Presented By: Andrew Hung, MD, Cedars Sinai Medical Center, Los Angeles, CA
Written By: Helen Gao, Medical Student at Robert Wood Johnson Medical School, Leadership and Innovation Fellowship Training (LIFT) Scholar at Department of Urology, University of California, Irvine. @helengao295 on X during the 2025 World Congress of Endourology and Uro-Technology, September 8 – September 12, 2025, Phoenix, Arizona
References:
- Cui, Zijun, and Andrew J. Hung. "What is artificial intelligence, machine learning, and deep learning: terminologies explained." Artificial Intelligence in Urology. Academic Press, 2025. 3-17.
- Ghaffar, Umar, Heard, J., Ma, R., et al. "Surgical Gesture Utilization and Efficacy Trends Between Retractions in Surgeons Performing the Robot-Assisted Nerve-Sparing Prostatectomy." Journal of Endourology 39.5 (2025): 457-463.
- Heard JR, Ghaffar U, Ma R, et al. Surgical Performance Metrics for 1-Year Patient-Reported Outcomes After Radical Prostatectomy. JAMA surgery. 2025;160(6):674. doi:10.1001/jamasurg.2025.0931
- Hung, Andrew J. "Future directions for AI in urology." Artificial Intelligence in Urology: Present and Future (2024): 295.
- Kiyasseh, D., Ma, R., Haque, T.F. et al. A vision transformer for decoding surgeon activity from surgical videos. Nat. Biomed. Eng 7, 780–796 (2023). https://doi.org/10.1038/s41551-023-01010-8
- Ma, R., Ramaswamy, A., Xu, J. et al.

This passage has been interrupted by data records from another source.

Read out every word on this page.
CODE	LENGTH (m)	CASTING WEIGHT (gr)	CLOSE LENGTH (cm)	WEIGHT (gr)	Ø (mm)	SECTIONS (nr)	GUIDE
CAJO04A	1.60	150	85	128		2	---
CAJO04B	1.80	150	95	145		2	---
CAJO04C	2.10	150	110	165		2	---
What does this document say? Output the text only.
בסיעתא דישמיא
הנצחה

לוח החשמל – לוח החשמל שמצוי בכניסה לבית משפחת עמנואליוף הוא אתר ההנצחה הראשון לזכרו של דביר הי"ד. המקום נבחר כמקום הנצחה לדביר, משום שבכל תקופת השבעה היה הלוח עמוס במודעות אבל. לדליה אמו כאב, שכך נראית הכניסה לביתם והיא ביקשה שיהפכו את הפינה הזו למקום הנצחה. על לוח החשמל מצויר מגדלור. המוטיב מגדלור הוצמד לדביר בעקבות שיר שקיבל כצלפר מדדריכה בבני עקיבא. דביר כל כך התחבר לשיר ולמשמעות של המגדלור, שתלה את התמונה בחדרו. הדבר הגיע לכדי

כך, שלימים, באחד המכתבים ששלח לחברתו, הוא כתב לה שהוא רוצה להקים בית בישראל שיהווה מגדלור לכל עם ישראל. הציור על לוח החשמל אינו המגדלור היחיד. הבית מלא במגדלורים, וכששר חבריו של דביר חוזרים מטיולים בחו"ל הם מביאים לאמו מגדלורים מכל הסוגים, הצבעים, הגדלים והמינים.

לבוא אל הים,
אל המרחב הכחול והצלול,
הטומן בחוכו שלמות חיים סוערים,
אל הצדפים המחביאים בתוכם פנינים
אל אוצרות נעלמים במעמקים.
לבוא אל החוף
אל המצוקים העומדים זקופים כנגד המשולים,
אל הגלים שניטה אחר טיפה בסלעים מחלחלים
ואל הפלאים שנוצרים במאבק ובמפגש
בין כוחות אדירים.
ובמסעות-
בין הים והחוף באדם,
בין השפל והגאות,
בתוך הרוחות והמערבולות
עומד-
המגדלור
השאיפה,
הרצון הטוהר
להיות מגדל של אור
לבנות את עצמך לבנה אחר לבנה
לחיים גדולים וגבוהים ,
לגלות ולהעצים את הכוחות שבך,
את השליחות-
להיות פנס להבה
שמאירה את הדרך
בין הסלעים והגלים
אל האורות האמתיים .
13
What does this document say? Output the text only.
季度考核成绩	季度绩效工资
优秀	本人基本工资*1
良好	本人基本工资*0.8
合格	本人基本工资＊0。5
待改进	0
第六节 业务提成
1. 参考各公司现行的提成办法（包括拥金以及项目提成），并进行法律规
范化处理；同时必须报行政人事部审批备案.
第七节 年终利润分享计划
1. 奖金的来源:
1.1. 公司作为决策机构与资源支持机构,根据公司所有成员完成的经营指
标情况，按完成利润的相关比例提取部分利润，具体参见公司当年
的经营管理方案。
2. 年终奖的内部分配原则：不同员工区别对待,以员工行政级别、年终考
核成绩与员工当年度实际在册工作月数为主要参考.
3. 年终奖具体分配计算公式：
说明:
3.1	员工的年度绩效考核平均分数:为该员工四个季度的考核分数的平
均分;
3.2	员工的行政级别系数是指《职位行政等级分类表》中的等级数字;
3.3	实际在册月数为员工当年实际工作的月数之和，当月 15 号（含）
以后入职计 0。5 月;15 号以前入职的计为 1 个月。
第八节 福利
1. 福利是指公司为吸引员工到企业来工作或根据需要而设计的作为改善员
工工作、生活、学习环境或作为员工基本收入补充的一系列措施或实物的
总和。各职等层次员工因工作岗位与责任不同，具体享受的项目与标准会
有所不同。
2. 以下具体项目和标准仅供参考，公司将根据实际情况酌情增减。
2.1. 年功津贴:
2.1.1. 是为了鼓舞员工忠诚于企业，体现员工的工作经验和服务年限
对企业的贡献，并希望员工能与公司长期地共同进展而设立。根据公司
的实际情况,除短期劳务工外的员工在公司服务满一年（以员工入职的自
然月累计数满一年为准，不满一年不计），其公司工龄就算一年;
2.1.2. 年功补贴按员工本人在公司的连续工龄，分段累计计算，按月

Surgical gestures as a method to quantify surgical performance and predict patient outcomes. npj Digit. Med. 5, 187 (2022). https://doi.org/10.1038/s41746-022-00738-y
- Pitout A, Margue G, Rubat Baleuri F, et al. Assessing Oncologic and Functional Outcomes of 3D Image-Guided Robotic-Assisted Partial Nephrectomy (3D-IGRAPN): A Prospective Study (UroCCR-186). Cancers. 2025;17(13):2127. doi:10.3390/cancers17132127
- Saeidi, Hamed, Opfermann, J. D., Kam, M., et al. "Autonomous robotic laparoscopic surgery for intestinal anastomosis." Science robotics 7.62 (2022): eabj2908.